На следующее утро миссис Джапп устроила в спортзале конкурс костюмов для Хэллоуина. Лавры победителя достались моему брату Бренту, что меня очень порадовало. С его костюмом я провозился дольше, чем со своим, потому что он мне больше нравился. Я пришел в костюме Марка-Птицы. Таких «птиц» оказалось половина мальчишек и довольно много девчонок, правда, моя прическа выглядела более реалистично: идеально уложенная масса аппетитно переплетенных спагетти, украшенная золотистыми блестками, придающими ей такой же мерцающий эффект, как у волос Марка Фидрича во время вечерних игр. Но большая часть спагетти ушла на костюм брата. Я наклеил их на гигантское блюдо из папье-маше, которое укрепил у него на шее, потом набрызгал на них немного красной краски, натянул ему на голову красную купальную шапочку, выдавил на лицо несколько полосок кетчупа — и
Первое место Брент, я думаю, занял главным образом благодаря тому, что его костюм рассмешил миссис Джапп. На многие костюмы она в тот раз смотрела без улыбки. В моем классе, в частности, наблюдалось заметное увеличение количества шокирующих нарядов. Сегодня, конечно, никто бы и глазом не моргнул при виде подобной экипировки, но тогда самым жутким нам показался костюм пятиклассника Триппа Гардинера, который всегда ходил колядовать с выдолбленной тыквой на голове. И с каждым годом рожица, вырезанная на тыкве, принимала все более зверский вид.

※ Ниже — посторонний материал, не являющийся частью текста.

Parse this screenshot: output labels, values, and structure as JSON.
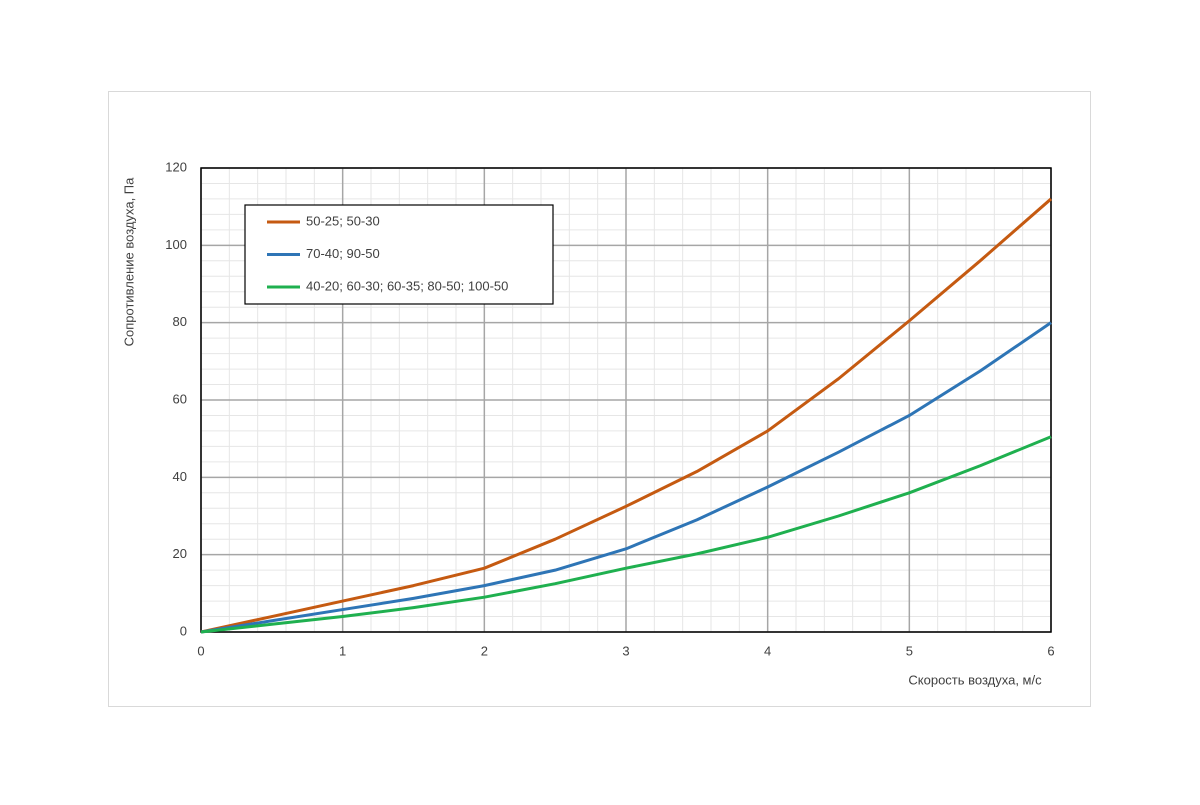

В тот раз Трипп заявился в спортзал с воткнутым в тыкву тесаком. Миссис Ван-Эллис выдернула его, как только увидела. Но это еще что — были затеи и покруче, хотя и не такие рисковые. Джон Гоблин — что совсем не вязалось с его характером — вырядился старой каргой со сморщенными резиновыми губами, перемазанными розовой слизью. А один индеец чиппиуа из третьего класса, которого звали Джеймс Море и которого я почти не знал, пришел в костюме росомахи: он с головы до ног закутался в мех со следами когтей и укусов, а изо рта торчали зубы, больше похожие на затупившиеся лезвия ножей. Миссис Джапп аж содрогнулась, когда его увидела, потом протянула руку потрогать мех, но, покачав головой, отошла.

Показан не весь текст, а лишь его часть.